Sierra Sage has coalesced at an idyllic small farm in Lyons, owned by Scott and her husband. Her sister's family built a house on the property and their in-laws and parents live there part-time as well, each fulfilling roles at the company.
Sierra Sage is growing like the medicinal herbs it uses. Sales have doubled each year and the company's products are found all sorts of places. Its products are available at the Army Air Force Exchange -- important because of the family's military background.
But that's just the tip of the Green Goo iceberg. "We're in farm and ranch stores, hardware stores, outdoor stores, traditional mom-and-pop outdoor stores. We're also launching in REI this summer and we're going into distribution with an outdoor distributor. We're in grocery stores, we're in their first-aid departments, not just naturals. . . . We're in a lot of independently owned pharmacies."
"The FDA is now recognizing certain herbs as having certain medicinal properties," Scott explains. Hence Sierra Sage's products are gaining recognition as actual first-aid products. "It was pretty controversial at first. People didn't want the FDA to get involved with herbs, but I think it's a good thing, another opportunity to educate people."

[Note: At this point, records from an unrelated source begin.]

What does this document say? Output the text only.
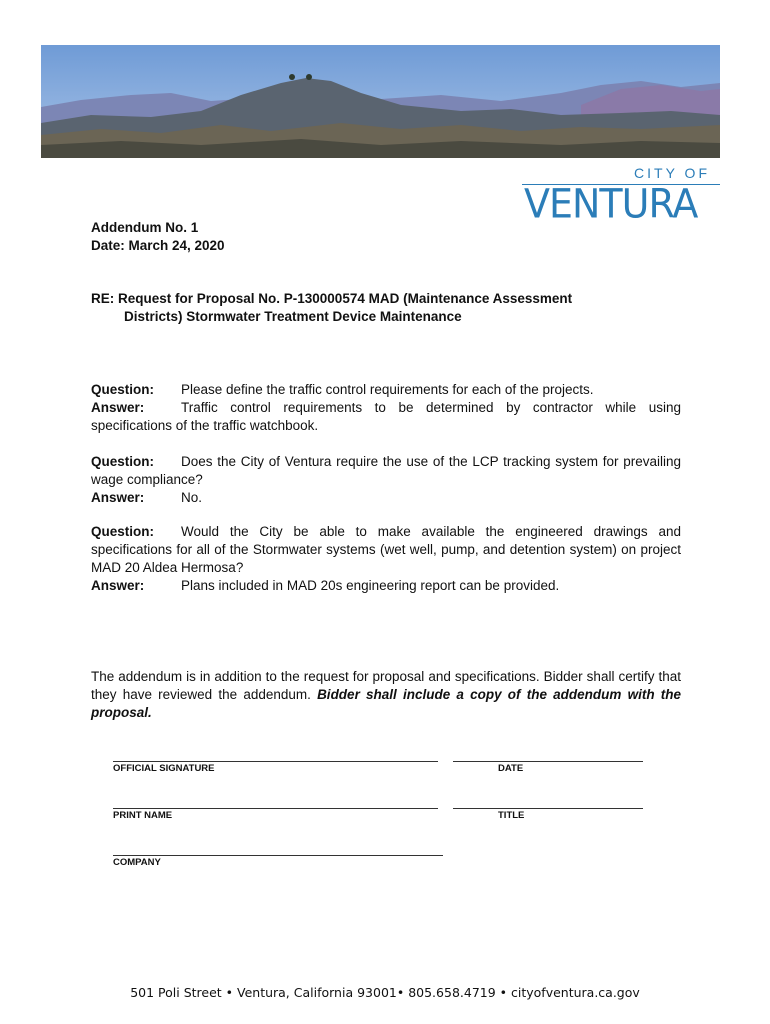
CITY OF
VENTURA
Addendum No. 1
Date: March 24, 2020
RE: Request for Proposal No. P-130000574 MAD (Maintenance Assessment
Districts) Stormwater Treatment Device Maintenance
Question: Please define the traffic control requirements for each of the projects.
Answer:	Traffic control requirements to be determined by contractor while using specifications of the traffic watchbook.
Question: Does the City of Ventura require the use of the LCP tracking system for prevailing wage compliance?
Answer:	No.
Question: Would the City be able to make available the engineered drawings and specifications for all of the Stormwater systems (wet well, pump, and detention system) on project MAD 20 Aldea Hermosa?
Answer:	Plans included in MAD 20s engineering report can be provided.
The addendum is in addition to the request for proposal and specifications. Bidder shall certify that they have reviewed the addendum. Bidder shall include a copy of the addendum with the proposal.
OFFICIAL SIGNATURE	DATE
PRINT NAME	TITLE
COMPANY
501 Poli Street • Ventura, California 93001• 805.658.4719 • cityofventura.ca.gov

The company has seen sales double year over year but shortly after the sisters' mother built their website in 2012 Vitamin Cottage reached out to them. That's when they began deciding whether Sierra Sage would be a hobby or business.

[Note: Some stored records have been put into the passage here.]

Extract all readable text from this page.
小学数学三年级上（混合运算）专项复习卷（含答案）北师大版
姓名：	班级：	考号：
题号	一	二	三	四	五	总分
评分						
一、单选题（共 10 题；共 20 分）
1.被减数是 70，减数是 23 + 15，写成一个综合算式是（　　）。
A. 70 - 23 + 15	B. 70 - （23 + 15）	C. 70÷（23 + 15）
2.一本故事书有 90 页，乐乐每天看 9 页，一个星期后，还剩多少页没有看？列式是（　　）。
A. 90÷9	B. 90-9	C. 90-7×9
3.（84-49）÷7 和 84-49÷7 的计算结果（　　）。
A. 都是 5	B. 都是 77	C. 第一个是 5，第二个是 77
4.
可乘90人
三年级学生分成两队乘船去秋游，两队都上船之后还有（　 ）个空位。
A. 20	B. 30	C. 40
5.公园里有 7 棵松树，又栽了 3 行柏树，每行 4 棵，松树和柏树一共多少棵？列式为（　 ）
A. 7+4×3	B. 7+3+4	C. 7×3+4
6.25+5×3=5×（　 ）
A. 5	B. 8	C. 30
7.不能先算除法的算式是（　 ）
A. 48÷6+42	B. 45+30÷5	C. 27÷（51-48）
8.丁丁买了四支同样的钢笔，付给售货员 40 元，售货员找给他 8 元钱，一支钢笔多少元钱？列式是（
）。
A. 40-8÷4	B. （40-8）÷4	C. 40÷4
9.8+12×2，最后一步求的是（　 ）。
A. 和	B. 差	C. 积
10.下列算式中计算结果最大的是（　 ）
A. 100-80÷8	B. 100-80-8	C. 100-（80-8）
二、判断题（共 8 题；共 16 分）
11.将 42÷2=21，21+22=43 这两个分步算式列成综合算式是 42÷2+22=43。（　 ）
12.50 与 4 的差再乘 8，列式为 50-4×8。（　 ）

They even looked at renaming the company Green Goo, says Scott, "but we have our intimate line and Southern Butter resonates with folks. Having Green Goo as your intimate product doesn't really sound great." They got legal advice, filed for patents, and applied for trademarks. "We spent a solid two years, from 2012 to 2014, doing all of that."
They also had to find a way to produce significantly more product. "We knew we were better suited at product development and our mission work. If we created our own manufacturing facility we would have another business to run," she says. After shopping around for a manufacturer that would create the products using the right materials and technologies, they settled on a manufacturer in Utah. (Scott declines to name the company.) "No one knows when that transition happened but it did. Our faithful followers never knew a difference and that's what you want," she asserts.

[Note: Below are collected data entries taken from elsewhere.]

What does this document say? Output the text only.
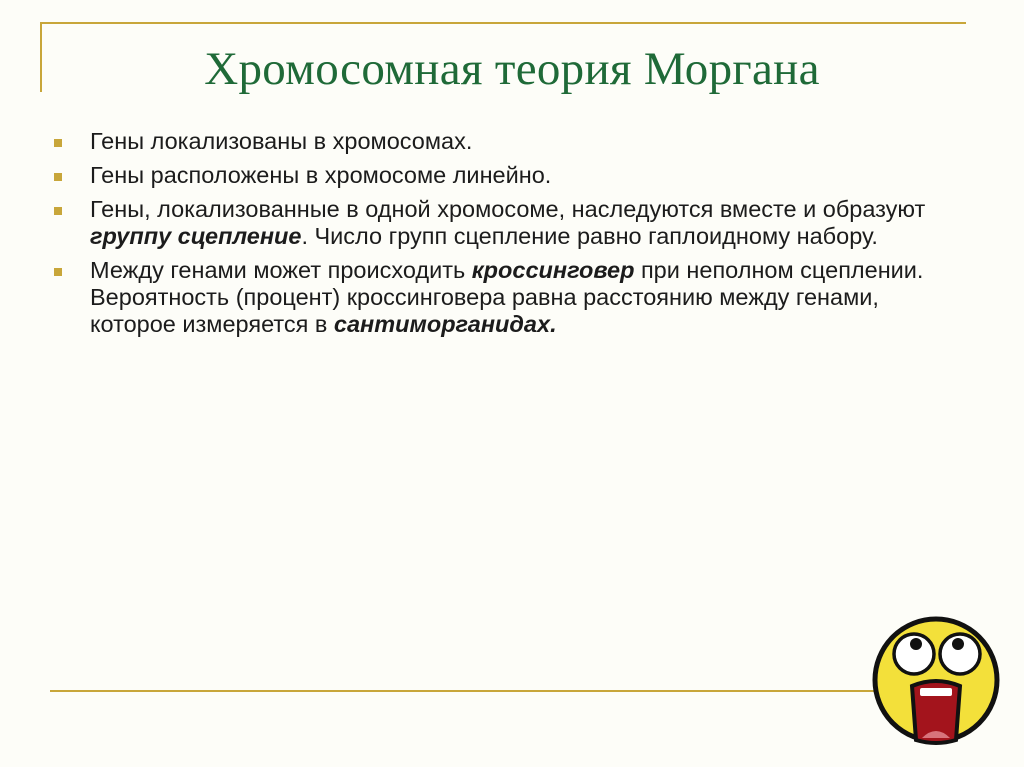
Хромосомная теория Моргана
Гены локализованы в хромосомах.
Гены расположены в хромосоме линейно.
Гены, локализованные в одной хромосоме, наследуются вместе и образуют группу сцепление. Число групп сцепление равно гаплоидному набору.
Между генами может происходить кроссинговер при неполном сцеплении. Вероятность (процент) кроссинговера равна расстоянию между генами, которое измеряется в сантиморганидах.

Finally, the company introduced new branding in 2016 -- designed by mom. "I couldn't give retailers mock-ups until September 2015. Since then, it's like, 'Whoa!' Since September, we've done more sales than what we did in all of last year."
Challenges: "How to pace things," Scott says. "Trying to grow in a way that is not so overwhelming and yet efficient."
"Financing is always going to be a company's problem as you grow," she adds. "When do you bring in venture capital? What kind of partner do you bring in? This is my family, not just my company."
Opportunities: "We continue to develop products in hopes we can offer really healthy alternatives and then continuing to educate," Scott says. "Healthcare is resonating with that."
Needs: "The counsel of people who have done this before and from any industry," says Scott, noting that the company is looking at establishing a board.